Factory workers in Yangon on a strike calling for better wages in 2017. (Photo: Zarny Win/Myanmar Now)
Aung Nyein Chan/Myanmar Now
A major labor union in Myanmar plans on proposing an increase in the daily minimum wage that would nearly double the current figure, citing rising costs of living in the country.
Win Zaw, a central committee member of the Confederation of Trade Unions of Myanmar, said at a briefing in Yangon on October 17 that the official proposal will occur at a tripartite meeting of employers, labourers and government officials in December.
After that, negotiations will ensue and objections can be registered with the National Minimum Wage Fixing Committee within a period of 60 days.

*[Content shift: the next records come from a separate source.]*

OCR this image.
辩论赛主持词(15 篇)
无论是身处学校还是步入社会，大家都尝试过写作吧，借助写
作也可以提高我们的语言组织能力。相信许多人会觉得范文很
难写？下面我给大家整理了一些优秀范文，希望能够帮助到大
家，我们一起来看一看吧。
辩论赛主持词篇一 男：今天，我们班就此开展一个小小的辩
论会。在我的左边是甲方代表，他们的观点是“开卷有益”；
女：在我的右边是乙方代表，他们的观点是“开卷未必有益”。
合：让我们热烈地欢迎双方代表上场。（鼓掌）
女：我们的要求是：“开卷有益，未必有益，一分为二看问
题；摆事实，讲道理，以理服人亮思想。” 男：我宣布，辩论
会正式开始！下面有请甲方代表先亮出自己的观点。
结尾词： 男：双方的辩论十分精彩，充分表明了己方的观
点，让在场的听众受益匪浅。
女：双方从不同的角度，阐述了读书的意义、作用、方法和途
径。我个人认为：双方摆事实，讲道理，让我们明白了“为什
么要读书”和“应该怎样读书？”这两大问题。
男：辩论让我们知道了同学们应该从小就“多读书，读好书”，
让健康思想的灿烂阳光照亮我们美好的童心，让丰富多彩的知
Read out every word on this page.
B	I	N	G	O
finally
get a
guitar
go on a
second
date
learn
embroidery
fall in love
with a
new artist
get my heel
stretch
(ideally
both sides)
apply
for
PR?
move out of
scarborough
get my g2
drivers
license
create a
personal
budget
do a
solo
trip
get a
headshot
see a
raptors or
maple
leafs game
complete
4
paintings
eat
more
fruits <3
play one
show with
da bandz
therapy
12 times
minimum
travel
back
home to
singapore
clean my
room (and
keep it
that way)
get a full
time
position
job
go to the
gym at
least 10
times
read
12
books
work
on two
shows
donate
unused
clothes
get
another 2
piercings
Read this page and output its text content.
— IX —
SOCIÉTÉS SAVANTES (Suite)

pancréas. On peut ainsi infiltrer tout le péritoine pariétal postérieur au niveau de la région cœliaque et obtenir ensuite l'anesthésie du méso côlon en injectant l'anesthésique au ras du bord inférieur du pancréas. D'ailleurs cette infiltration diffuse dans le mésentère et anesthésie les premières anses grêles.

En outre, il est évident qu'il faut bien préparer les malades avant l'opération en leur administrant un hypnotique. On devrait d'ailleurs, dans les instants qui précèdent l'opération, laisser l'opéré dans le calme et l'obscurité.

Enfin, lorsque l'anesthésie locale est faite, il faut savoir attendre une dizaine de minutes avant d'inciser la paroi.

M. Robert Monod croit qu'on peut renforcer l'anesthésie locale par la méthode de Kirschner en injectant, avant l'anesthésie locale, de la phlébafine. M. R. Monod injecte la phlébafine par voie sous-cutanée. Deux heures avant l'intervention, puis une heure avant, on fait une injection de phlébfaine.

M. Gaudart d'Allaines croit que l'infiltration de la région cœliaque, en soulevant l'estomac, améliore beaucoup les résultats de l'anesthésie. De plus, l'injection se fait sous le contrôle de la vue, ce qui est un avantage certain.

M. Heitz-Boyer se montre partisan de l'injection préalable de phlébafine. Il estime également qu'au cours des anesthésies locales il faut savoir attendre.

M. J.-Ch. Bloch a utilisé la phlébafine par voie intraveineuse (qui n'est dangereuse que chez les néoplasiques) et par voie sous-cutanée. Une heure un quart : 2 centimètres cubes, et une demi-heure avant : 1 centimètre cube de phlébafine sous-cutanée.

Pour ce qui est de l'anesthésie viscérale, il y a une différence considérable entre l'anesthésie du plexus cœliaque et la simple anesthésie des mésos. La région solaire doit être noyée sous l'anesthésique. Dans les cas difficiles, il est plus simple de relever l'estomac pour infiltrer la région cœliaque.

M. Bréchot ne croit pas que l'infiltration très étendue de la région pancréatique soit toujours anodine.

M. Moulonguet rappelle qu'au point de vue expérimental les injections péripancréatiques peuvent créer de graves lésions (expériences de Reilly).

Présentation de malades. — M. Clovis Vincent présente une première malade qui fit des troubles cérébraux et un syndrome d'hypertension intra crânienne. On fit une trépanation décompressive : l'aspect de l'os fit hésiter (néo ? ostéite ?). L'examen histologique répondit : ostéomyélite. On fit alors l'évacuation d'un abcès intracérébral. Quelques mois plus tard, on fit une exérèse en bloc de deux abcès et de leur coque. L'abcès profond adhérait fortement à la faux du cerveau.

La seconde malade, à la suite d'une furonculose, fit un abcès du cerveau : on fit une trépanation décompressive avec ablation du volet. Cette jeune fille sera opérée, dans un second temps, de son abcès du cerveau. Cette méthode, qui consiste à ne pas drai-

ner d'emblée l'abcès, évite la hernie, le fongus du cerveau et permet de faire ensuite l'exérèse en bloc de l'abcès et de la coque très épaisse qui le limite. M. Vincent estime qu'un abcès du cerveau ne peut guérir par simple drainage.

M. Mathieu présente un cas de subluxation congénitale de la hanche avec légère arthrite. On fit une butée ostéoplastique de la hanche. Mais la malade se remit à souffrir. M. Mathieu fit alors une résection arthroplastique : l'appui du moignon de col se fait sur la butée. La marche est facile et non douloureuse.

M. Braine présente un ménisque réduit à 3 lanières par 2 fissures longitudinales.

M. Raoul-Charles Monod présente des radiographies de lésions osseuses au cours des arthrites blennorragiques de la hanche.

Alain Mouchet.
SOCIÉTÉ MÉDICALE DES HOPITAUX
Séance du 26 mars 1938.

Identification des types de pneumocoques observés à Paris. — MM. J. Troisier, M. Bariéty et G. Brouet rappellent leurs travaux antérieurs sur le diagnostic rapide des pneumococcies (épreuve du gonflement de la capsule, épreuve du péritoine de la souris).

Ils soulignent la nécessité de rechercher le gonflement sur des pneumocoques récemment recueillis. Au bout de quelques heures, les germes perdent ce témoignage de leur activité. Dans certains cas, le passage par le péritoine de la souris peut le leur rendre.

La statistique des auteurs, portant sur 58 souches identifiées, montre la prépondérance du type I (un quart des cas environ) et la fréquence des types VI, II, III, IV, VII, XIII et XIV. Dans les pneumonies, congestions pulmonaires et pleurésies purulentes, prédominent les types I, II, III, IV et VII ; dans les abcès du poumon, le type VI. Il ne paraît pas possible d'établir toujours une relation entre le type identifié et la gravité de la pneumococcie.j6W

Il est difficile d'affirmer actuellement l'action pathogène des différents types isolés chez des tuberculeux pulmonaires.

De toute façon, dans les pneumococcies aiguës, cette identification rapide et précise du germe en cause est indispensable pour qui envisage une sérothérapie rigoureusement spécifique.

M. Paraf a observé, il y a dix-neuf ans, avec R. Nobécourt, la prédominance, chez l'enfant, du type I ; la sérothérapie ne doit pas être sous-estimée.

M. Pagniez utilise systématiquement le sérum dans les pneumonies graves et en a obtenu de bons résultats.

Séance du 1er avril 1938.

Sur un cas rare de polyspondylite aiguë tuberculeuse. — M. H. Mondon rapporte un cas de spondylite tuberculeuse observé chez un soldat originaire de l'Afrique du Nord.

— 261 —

The previous military-backed administration of President Thein Sein set the wage at 3,600 kyats (or $2.60) for an eight-hour workday, with exemptions for small business employing fewer than 15 workers.
CTUM arrived at the new figure after conducting a survey of 130 businesses in six states and regions from June to August this year.
Win Zaw said the wage committee could arrive at a new rate by April.
Khine Zar Aung, a member of the CTUM and the wage committee, said that stakeholders need to understand the importance of the minimum wage and decent working conditions so as to increase production and economic development.
Myanmar has one of the lowest minimum wages in the region, but is attempting to boost its manufacturing base.
Tin Shwe, the owner of Shwe Oh Liquor Factory in Yangon’s Shwe Pyi Thar Industrial Zone, said he is prepared to pay the increase if workers and
employers agree on the figure.
“The new minimum labour wage should be set at a common rate for all businesses,” he said.